Namaku Julia Nur Putri Rajabi. Gadis kecil namun dengan begitu banyak keinginan dan harapan besar. Seolah baru kemarin rasanya aku memakai seragam putih merah untuk mengenyam bangku pendidikan, sekarang sudah berubah menjadi masa akhir putih biru. Mengingat kembali masa putih merah rasanya banyak hal yang kulupakan dan satu hal yang masih ku ingat yakni salah satu temanku yang dua setengah tahun ini tidak saling bersua.

Minggu Pagi menjadi sedikit mencekam, Ibu membangunkan ku setengah berteriak, sinar surya kian menusuk ke dalam melewati jendela diiringi suara merdu dari gerutu ibuku.

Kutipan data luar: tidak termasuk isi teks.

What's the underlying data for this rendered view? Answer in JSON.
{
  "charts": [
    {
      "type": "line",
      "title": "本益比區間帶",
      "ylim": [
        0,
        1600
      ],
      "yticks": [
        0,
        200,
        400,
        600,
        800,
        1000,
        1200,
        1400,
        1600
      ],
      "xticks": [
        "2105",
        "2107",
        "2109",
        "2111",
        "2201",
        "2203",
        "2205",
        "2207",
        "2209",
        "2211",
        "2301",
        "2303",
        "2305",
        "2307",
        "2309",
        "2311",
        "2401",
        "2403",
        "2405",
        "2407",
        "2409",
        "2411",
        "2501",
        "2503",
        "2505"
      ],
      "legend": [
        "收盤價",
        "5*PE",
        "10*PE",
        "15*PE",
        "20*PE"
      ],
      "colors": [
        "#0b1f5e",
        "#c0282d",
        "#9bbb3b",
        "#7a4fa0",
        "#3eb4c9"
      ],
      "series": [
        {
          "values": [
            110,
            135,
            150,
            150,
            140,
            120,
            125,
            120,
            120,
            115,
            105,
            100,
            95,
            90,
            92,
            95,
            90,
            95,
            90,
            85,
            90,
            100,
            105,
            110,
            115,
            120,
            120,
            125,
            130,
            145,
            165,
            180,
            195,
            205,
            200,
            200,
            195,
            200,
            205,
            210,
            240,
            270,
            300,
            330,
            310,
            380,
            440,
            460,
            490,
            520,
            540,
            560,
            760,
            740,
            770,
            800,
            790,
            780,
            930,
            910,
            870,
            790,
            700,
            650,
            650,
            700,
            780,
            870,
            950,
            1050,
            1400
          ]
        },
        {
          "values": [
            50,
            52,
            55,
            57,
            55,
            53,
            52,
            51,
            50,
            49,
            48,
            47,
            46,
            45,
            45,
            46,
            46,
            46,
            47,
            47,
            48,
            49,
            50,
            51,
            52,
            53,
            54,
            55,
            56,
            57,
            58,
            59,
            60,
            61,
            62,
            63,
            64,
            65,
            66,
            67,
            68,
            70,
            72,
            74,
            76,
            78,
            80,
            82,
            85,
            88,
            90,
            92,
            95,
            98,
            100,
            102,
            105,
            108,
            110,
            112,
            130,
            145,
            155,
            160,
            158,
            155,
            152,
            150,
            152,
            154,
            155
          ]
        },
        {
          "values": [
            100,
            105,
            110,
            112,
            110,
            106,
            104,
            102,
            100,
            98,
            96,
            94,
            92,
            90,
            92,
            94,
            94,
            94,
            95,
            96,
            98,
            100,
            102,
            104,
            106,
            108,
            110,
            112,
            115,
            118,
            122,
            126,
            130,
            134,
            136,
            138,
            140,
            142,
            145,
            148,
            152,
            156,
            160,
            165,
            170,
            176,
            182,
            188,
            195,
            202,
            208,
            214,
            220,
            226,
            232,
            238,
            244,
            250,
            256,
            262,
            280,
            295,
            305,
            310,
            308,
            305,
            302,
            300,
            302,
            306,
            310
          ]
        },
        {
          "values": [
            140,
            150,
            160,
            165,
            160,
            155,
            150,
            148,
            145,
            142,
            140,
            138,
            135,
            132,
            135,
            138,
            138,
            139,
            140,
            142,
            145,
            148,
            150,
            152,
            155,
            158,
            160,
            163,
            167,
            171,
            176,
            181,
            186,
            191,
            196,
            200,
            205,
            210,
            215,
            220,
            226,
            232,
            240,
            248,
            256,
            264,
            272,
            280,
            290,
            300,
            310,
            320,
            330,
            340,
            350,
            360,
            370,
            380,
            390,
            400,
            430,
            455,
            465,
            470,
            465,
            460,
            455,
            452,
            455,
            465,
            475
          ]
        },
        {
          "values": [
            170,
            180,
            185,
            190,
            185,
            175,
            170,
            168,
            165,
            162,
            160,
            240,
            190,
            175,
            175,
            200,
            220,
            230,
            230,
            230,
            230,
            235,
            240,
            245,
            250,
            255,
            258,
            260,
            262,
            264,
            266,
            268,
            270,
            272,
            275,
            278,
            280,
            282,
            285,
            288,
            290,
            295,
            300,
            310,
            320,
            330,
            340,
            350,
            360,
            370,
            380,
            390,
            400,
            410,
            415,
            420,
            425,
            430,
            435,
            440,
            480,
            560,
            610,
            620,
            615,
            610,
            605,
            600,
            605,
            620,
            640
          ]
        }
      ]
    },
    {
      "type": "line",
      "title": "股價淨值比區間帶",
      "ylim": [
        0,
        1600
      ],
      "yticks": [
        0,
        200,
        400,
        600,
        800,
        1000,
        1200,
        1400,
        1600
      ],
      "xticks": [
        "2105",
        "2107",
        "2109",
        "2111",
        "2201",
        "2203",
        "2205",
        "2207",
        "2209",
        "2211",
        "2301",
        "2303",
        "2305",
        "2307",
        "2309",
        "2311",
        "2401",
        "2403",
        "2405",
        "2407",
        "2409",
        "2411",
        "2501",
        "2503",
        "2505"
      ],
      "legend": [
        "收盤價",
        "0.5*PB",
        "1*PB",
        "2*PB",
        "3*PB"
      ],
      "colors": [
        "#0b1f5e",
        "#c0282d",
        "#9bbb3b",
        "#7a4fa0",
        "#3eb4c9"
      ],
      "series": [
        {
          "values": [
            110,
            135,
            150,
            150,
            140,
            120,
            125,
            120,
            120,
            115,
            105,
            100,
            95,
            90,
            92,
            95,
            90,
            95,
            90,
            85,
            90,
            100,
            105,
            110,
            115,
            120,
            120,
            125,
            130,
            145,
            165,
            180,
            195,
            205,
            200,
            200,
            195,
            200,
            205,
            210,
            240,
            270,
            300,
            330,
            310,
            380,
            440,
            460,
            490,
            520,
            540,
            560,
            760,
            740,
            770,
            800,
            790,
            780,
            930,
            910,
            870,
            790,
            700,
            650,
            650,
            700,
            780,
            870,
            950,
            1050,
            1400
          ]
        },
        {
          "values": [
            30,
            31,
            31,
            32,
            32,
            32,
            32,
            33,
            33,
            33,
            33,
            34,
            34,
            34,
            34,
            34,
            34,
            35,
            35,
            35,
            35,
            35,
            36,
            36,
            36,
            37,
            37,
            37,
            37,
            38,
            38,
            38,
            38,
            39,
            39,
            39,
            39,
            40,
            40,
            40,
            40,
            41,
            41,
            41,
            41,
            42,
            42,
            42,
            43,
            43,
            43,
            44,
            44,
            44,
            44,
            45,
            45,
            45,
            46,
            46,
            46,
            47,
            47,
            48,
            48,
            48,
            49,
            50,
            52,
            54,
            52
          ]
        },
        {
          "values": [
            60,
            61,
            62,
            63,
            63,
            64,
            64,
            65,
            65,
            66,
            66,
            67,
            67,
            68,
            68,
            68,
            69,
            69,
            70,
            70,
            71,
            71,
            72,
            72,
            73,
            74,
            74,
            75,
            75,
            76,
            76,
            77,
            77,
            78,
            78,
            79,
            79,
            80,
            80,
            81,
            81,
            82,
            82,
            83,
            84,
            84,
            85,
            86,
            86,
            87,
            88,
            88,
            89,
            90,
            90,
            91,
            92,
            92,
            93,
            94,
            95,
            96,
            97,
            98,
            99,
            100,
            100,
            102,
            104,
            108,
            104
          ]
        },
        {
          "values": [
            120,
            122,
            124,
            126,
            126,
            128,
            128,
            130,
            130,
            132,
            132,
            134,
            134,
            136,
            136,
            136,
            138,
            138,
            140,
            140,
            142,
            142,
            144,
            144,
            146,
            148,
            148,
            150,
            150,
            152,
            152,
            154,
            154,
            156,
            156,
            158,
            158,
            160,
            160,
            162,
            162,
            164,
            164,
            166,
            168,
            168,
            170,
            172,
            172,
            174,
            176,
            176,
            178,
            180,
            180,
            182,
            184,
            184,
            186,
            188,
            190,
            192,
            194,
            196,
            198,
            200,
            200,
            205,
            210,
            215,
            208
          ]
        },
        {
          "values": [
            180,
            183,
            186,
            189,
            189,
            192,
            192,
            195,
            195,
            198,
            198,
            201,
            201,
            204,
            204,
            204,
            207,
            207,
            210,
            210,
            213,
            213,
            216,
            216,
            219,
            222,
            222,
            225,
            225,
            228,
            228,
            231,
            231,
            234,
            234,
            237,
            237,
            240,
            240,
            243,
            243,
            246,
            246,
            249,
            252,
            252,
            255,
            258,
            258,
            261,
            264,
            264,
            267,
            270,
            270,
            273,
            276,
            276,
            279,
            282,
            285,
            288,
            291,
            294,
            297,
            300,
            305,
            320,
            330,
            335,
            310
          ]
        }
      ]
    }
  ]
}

“Mau sampai kapan jadi putri tidur? kalah sama ayam yang sudah bangun dan nyari makan. Ayo cepat bangun katanya mau pergi jalan jalan sama temanmu” kata ibuku

“Iya ibu komandan …”

aku secepatnya beranjak dari tempat tidur karena tidak mau menambah kesal ibuku. Wajar ibu kesal, semalam aku memintanya untuk membangunkan ku di pagi hari agar aku tidak telat untuk bertemu temanku Gisel. Gisel adalah temanku sedari kecil yang baru kembali lagi ke kampung. Ayahnya bekerja di Jakarta sehingga ia harus ikut bersama ayahnya pindah bermukim dan melanjutkan pendidikan di sana. Rencananya aku dan Gisel akan pergi berbelanja dan berwisata kuliner di Chingu Cafe pelopor kafe khas Korea di Bandung yang tentunya menawarkan sensasi kuliner ala Negeri Ginseng menu khas korea, alunan musik K-Pop, dan dekorasi ala Korea. Tak sabar aku menunggu hari ini, sudah lama ingin mengobati rasa rindu pada sahabat kecil ku dengan bercerita membahas hal hal aneh mulai dari kenapa bumi itu bulat, apakah piramida dibuat dengan bantuan makhluk asing, mencari kebenaran tentang fakta bahwa Atlantis adalah sebuah daerah di Indonesia dan hal lain yang jarang dibicarakan oleh anak anak seusia kami. Aneh! tapi itulah ke polosan kami yang masih ku ingat. Senyum mengembang dari bibirku. Meski masih diselimuti rasa dingin yang menusuk ke tulang aku tetap menguatkan diri mengguyurkan air dingin ke seluruh tubuhku. Secepat mungkin aku bergegas untuk mengambil baju yang telah ku persiapkan dari malam. Ku kenakan dan ku lihat dari cermin besar di kamar ku, dalam hati aku berkata;

“siapakah gadis tercantik di muka bumi wahai cermin ajaib? tentulah aku jawabannya.” senyum di bibirku kembali merekah.

“Masyallah cantik nya anak ibu.” Kata ibu yang mengagetkan lamunanku.

“hehehe, siapa dulu dong ibunya … ibu Esih.” canda ku.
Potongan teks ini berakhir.